Pessoalmente, acho que não deveria haver uma regra única. Os rapazes que chegaram a este nivel de violencia dificilmente se recuperam. Como disse a mãe da criança assassinada, eles já não têm coração. Na maioria dos casos, eles saem da prisao diretamente de volta para atividades criminosas, inclusive porque nao conseguiriam trabalho. Como regra geral, é claro que os menores devem ter um tratamento diferenciado, voltado para a recuperação, como diz a legislação brasileira, mas os juizes deveriam ter um certo espaço para decretar punições mais severas em situaçoes extremas – acho que é assim na Inglaterra e em outros países.
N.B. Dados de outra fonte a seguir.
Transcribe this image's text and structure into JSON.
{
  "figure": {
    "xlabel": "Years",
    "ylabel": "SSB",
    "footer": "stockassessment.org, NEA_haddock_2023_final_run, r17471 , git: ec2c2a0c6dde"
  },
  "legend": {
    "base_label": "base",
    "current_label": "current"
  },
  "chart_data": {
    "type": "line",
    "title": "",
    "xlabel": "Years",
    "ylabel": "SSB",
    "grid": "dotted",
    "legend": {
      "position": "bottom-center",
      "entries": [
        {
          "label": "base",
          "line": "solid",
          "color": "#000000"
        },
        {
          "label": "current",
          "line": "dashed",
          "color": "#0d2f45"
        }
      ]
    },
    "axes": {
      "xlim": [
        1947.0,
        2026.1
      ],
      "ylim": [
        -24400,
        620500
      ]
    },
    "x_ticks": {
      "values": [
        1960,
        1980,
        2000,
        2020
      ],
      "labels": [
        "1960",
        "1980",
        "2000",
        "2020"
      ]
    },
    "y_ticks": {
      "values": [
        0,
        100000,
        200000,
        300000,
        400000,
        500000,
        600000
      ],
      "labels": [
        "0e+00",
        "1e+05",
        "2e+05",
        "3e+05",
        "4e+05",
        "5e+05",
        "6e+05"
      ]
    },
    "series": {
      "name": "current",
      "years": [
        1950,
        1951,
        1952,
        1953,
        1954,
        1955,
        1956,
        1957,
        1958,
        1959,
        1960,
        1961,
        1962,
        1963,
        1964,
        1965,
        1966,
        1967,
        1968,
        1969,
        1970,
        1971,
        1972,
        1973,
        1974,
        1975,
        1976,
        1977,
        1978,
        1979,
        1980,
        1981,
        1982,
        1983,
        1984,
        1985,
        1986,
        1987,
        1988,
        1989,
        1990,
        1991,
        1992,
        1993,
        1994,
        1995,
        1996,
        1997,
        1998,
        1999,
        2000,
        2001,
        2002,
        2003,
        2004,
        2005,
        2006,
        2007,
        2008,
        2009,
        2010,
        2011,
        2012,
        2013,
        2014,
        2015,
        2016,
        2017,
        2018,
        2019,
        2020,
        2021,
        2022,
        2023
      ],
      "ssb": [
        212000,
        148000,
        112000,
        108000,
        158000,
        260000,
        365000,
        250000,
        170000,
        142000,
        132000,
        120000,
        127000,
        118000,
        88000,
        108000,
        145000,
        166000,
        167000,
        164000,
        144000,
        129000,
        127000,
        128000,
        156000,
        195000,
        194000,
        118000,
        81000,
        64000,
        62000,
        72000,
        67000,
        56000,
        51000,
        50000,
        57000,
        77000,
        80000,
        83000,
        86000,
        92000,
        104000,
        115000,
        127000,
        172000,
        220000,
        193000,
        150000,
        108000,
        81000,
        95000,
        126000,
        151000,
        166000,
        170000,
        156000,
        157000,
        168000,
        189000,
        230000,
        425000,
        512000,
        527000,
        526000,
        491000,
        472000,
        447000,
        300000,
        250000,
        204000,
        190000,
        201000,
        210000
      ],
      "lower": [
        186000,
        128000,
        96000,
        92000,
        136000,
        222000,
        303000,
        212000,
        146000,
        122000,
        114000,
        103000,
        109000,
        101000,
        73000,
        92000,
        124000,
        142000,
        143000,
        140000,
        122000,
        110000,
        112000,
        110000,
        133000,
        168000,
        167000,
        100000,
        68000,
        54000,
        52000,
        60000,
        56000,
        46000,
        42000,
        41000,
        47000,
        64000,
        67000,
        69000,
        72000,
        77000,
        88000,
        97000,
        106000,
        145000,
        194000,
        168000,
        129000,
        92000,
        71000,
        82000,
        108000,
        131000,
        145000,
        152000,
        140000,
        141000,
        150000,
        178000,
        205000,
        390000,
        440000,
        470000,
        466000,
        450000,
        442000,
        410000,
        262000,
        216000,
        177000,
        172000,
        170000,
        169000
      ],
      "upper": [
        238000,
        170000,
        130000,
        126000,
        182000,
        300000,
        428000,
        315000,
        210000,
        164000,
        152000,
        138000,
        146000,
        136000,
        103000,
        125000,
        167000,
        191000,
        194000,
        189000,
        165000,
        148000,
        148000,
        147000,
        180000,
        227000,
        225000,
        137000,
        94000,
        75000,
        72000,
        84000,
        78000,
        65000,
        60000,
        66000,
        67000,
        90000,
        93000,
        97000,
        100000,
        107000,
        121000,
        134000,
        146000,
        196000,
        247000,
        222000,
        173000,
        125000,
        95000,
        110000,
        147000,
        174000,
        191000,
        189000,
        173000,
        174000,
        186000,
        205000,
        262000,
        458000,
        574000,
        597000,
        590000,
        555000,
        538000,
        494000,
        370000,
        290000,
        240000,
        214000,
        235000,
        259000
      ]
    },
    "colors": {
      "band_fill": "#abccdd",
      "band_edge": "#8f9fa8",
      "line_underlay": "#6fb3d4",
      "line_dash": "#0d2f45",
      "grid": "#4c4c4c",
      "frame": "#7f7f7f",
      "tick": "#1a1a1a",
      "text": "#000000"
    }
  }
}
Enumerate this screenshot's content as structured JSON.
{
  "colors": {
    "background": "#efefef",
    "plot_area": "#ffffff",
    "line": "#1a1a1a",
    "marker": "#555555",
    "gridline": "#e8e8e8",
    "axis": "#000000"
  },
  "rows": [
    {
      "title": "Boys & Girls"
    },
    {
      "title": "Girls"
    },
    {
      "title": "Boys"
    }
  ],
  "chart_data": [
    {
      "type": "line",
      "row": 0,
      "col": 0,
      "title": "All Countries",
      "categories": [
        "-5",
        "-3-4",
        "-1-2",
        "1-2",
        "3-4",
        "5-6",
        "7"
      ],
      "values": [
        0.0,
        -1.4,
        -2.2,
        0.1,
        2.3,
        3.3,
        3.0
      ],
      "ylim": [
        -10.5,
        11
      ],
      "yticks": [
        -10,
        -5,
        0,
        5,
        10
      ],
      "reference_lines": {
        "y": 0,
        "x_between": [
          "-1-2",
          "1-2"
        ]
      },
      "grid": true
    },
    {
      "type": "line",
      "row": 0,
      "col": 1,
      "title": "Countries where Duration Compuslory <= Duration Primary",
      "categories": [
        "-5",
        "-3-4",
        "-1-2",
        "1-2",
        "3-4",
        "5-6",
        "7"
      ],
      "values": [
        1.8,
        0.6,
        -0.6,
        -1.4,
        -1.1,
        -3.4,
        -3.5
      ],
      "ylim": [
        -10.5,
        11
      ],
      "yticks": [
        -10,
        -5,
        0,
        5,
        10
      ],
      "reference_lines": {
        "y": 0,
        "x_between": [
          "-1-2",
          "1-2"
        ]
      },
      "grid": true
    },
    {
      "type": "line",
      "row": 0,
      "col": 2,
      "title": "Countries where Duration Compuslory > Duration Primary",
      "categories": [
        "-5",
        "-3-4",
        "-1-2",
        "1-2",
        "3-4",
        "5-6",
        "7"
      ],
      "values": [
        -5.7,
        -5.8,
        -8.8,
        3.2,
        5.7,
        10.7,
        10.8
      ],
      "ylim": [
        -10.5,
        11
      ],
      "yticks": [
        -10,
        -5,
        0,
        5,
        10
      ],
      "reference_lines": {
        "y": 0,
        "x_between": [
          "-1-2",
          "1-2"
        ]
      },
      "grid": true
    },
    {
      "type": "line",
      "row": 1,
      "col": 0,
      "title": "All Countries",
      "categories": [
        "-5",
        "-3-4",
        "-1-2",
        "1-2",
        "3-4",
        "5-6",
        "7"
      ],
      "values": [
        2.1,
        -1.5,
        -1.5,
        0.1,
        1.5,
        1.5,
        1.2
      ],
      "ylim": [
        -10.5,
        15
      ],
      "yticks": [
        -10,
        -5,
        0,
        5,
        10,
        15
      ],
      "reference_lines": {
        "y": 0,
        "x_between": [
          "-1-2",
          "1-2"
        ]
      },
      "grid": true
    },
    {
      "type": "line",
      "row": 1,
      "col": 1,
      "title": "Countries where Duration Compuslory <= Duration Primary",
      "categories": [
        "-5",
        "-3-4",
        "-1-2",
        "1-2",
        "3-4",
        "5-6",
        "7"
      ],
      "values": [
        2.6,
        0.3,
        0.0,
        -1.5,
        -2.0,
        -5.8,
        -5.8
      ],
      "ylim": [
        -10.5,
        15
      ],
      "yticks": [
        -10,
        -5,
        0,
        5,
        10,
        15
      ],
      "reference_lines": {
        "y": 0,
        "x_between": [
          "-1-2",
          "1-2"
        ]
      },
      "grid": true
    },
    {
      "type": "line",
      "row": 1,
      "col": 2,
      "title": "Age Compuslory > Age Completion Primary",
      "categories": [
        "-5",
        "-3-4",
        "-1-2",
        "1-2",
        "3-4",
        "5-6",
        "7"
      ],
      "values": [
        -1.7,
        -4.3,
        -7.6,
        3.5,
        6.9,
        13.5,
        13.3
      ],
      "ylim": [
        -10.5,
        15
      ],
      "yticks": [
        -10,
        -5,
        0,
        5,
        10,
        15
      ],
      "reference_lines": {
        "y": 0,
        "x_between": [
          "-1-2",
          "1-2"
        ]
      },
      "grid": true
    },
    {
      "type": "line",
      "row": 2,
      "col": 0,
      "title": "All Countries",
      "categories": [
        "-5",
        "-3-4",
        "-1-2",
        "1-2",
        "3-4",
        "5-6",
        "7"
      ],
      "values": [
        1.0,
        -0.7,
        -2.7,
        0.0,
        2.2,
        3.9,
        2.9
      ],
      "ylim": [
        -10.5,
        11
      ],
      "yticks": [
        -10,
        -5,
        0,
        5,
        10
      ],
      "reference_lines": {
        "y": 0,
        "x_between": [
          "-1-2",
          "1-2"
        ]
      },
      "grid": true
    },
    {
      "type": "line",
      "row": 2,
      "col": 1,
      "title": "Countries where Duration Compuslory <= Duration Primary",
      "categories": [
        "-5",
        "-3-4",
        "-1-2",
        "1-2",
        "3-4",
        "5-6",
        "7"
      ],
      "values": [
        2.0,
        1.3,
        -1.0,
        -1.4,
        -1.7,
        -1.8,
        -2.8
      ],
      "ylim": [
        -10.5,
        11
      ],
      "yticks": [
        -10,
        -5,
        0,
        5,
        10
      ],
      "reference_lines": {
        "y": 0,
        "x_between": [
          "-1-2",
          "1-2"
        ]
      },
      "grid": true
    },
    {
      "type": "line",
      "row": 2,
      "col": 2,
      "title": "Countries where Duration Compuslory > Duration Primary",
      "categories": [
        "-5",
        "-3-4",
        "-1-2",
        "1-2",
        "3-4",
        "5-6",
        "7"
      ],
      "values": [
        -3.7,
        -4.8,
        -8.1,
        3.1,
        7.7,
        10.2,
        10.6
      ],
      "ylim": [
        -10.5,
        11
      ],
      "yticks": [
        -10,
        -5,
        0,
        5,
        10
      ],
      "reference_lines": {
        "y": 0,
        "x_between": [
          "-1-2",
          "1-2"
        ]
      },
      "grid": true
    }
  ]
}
Mas o problema é muito mais sério, e nao se alteraria com uma simples mudança de legislaçao – milhões de jovens que nunca conseguirão entrar no mercado de trabalho por nao terem um minimo de competência, e criados em uma cultura de marginalidade e criminalidade nas grandes cidades. E o sistema prisional, tanto para menores quanto para maiores, é um desastre, já é imenso, e só fortalece a cultura da criminalidade.

Esta stiuação não tem solução de curto prazo, mas precisa ser enfrentada por vários lados ao mesmo tempo. O mais importante, e mais difícil, é criar condições para que os jovens nao entrem na atividade criminosa. Isto depende de educação, e também de melhorar a condição de vida nas comunidades em que este jovens nascem e crescem. Ao mesmo tempo, é preciso reduzir a impunidade. Grande parte dos crimes que ocorrem não são punidos, e os benefícios do sistema progressivo que permite o regime semi-aberto a liberdade condicional, que deveriam ser individualizados, acabam sendo aplicados a todos. E finalmente, o sistema prisional, tanto para menores quanto para maiores, precisa ser melhorado, dando condições efetivas de recuperaçao para a maioria dos presos.

Como estas coisas nao sao feitas, o que acaba predominando é o pior dos mundos: a violência policial e das “milícias,” com o assassinato diário de grande número de jovens, criminosos ou não. Não há de ser uma simples mudança de legislação que vai resolver isto. Mas é claro também que a atual legislação não ajuda.

O aumento do trabalho infantil e a educação

Ontem eu publiquei uma nota comparando os dados da PNAD / IBGE de 2004 e 2005, tratando de entender o aumento do trabalho infantil ocorrido neste período, e sua possível relação com a redução da matrícula escolar, que vem aparecendo no censo escolar do Ministério da Educação. Ao contrário do que eu havia dito naquela nota, que por isto foi retirada, os dados na PNAD não acusam a redução da matrícula escolar, e sim um pequeno aumento, além de uma redução pequena, mas salutar, na proporção de jovens de 15 a 17 anos que ainda estão no primeiro grau. Minha hipótese, de que o aumento do trabalho infant poderia se dever a uma piora da situação escolar, não pode ser verificada com estes dados. Quando entender melhor o que está passado, digo.